# Basic EVoC Clustering Example

This notebook demonstrates basic usage of EVoC for clustering high-dimensional embedding vectors.

In [None]:
import numpy as np
import matplotlib.pyplot as plt
from evoc import EVoC
from sklearn.datasets import make_blobs

## Generate Sample Data

Let's create some sample high-dimensional data that mimics embedding vectors.

In [None]:
# Generate sample embedding-like data
n_samples = 1000
n_features = 512  # Common embedding dimension
n_centers = 5

X, true_labels = make_blobs(
    n_samples=n_samples, 
    centers=n_centers,
    n_features=n_features,
    random_state=42,
    cluster_std=2.0
)

# Normalize to unit vectors (common for embeddings)
X = X / np.linalg.norm(X, axis=1, keepdims=True)
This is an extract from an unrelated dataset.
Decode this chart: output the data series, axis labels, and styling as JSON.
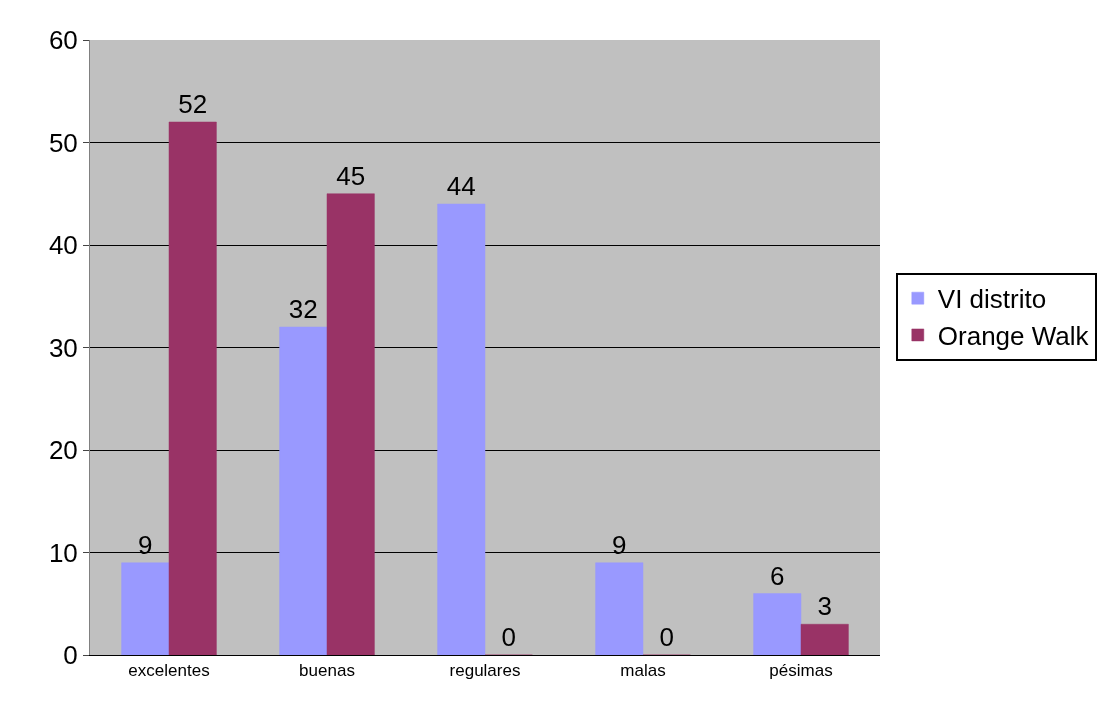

print(f"Created {n_samples} samples with {n_features} dimensions")
print(f"True number of clusters: {len(np.unique(true_labels))}")
print(f"Data shape: {X.shape}")

## Apply EVoC Clustering

Now let's cluster the data using EVoC with default parameters.

In [None]:
# Initialize and fit EVoC
clusterer = EVoC(
    n_neighbors=15,
    noise_level=0.5,
    base_min_cluster_size=5,
    random_state=42
)

# Fit and predict
labels = clusterer.fit_predict(X)

# Analyze results
n_clusters = len(np.unique(labels[labels >= 0]))
n_noise = np.sum(labels == -1)

print(f"EVoC found {n_clusters} clusters")
print(f"Number of noise points: {n_noise}")
print(f"Number of clustering layers: {len(clusterer.cluster_layers_)}")

# Show cluster sizes
unique_labels, counts = np.unique(labels[labels >= 0], return_counts=True)
for label, count in zip(unique_labels, counts):
    print(f"Cluster {label}: {count} points")